The Bedford’s were one of the colony’s oldest families having crossed the pond in 1621 to settle at Jamestown. Over time they would find their way north to Philadelphia, where Gunning was born to Susannah Jacquett and Gunning Bedford in 1747, the fifth of their 11 children.
Bedford received his university training at the College of New Jersey (which would become Princeton). His roommate was one James Madison, Jr. of Virginia. Bedford was the valedictorian of the class of 1771. By the time he graduated from college, he had married Jane Ballareau Parker. Parker was the daughter of Benjamin Franklin’s partner and the public printer for New York colony, James Parker.
After graduation, Bedford returned to Philadelphia to study law under Joseph Reed and was admitted to Pennsylvania bar. By 1779, Bedford had moved to Delaware, living in Dover and then moving on to Wilmington. He would adopt the tag Junior so as to avoid confusion with his cousin, Gunning Bedford. Cousin Gunning served as a colonel in the Revolution and went on to become the Governor of Delaware.
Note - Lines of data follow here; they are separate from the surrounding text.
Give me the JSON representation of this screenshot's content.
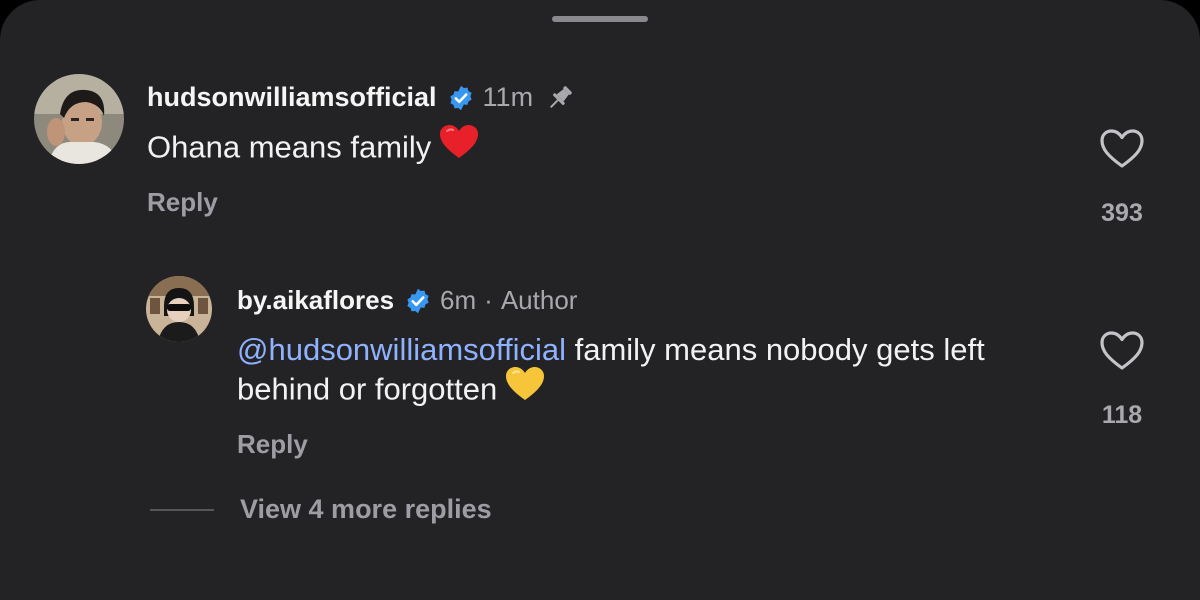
{
  "colors": {
    "background": "#232326",
    "verified_badge": "#3897f0",
    "mention": "#8fb2ff",
    "muted_text": "#a8a8ad"
  },
  "comments": [
    {
      "username": "hudsonwilliamsofficial",
      "verified": true,
      "time": "11m",
      "pinned": true,
      "text": "Ohana means family",
      "emoji": "red-heart",
      "reply_label": "Reply",
      "like_count": "393",
      "replies": [
        {
          "username": "by.aikaflores",
          "verified": true,
          "time": "6m",
          "separator": "·",
          "author_tag": "Author",
          "mention": "@hudsonwilliamsofficial",
          "text": " family means nobody gets left behind or forgotten",
          "emoji": "yellow-heart",
          "reply_label": "Reply",
          "like_count": "118"
        }
      ],
      "view_more_label": "View 4 more replies"
    }
  ]
}
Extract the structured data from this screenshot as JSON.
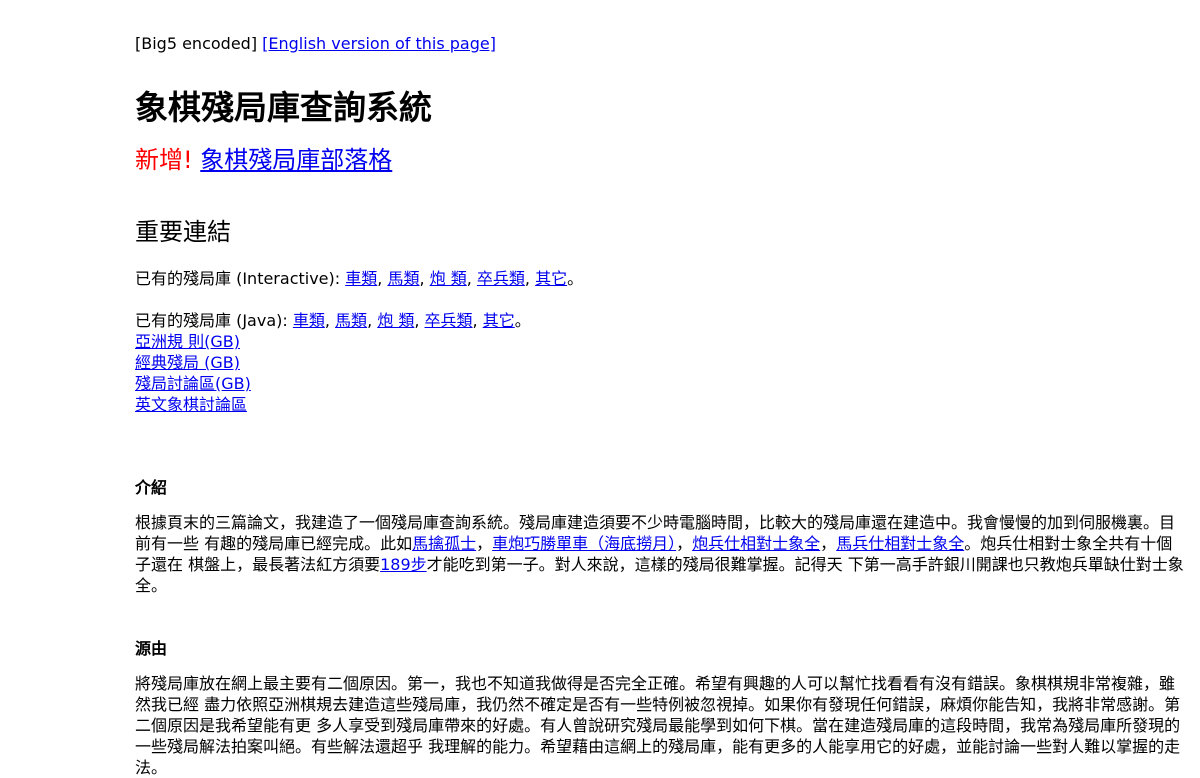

Bedford, Jr. was a career politician, and here we thought that was a new calling, serving in the state legislature, state council, Continental Congress, the Annapolis Convention, the Constitutional Convention (aka the Federal Convention) of 1787, two turns as a member of the Electoral College and Delaware’s Attorney General. At the Constitutional Convention he issued a challenge to the “big” states, “Do you worst.” In 1789 he was appointed as the first Judge of the United States for the District of Delaware where he served for 23 years until his death on March 30, 1812. He is interred at the First Presbyterian Church in Wilmington.